The latest Litecoin halving event dropped the network’s mining rewards from 12.5 Litecoins per blockchain minted to 6.25 Litecoins, which will decrease the supply of new Litecoins created by miners.
“If the number of Litecoins they mined gets halved, selling pressures will be halved from the miners,” said Litecoin founder Charlie Lee in a Thursday interview with U.S.-based crypto wallet firm Ballet. “The price will increase if there is a similar increase in demand for Litecoin.”

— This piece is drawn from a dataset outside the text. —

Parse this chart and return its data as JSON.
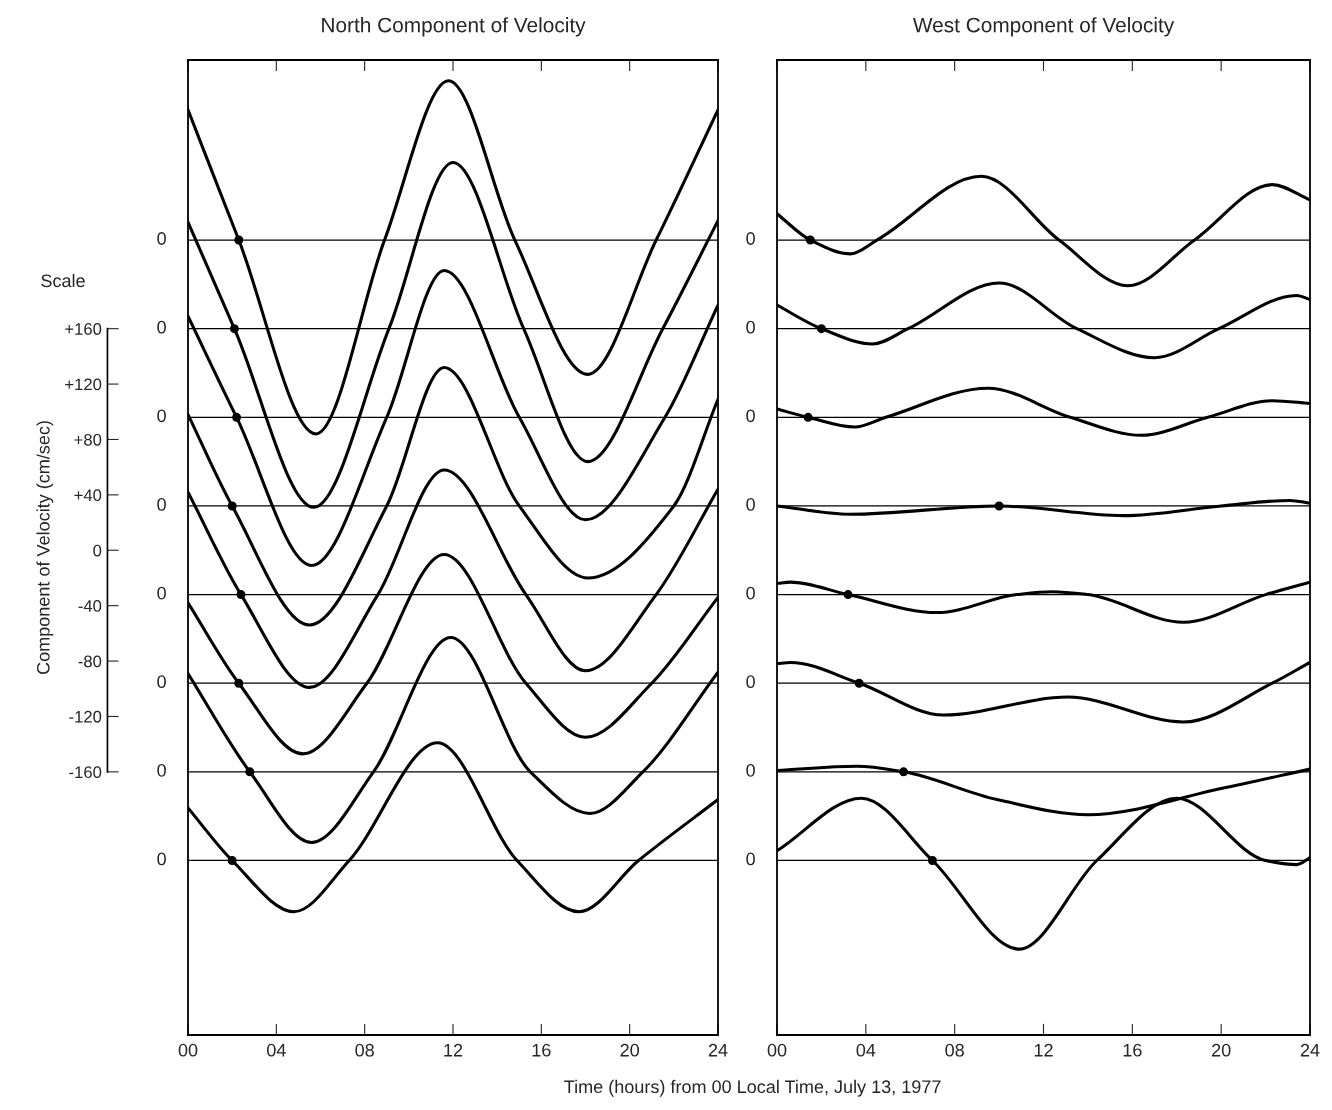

“Although the halving would normally be a positive event for the price of Litecoin, the current bearish market and recent negative industry news has had a larger impact on trader sentiment,” stated Nick Ruck, chief operations officer at Singapore-based blockchain infrastructure platform ContentFi Labs.
As noted by Ruck, the recent hack on the decentralized finance platform Curve Finance and market speculations that US prosecutors may file a lawsuit against the crypto exchange Binance over fraud charges have both contributed to the unfavourable mood in the crypto market.
Following Litecoin’s previous two halving events in 2019 and 2015, the token’s value fell following halving and stayed rangebound for months.
Similar to Litecoin, Bitcoin has halving events that take place about every four years. Bitcoin’s second halving event is scheduled in April or May 2024, with U.K. bank Standard Chartered expecting a price of US$120,000 by year’s end.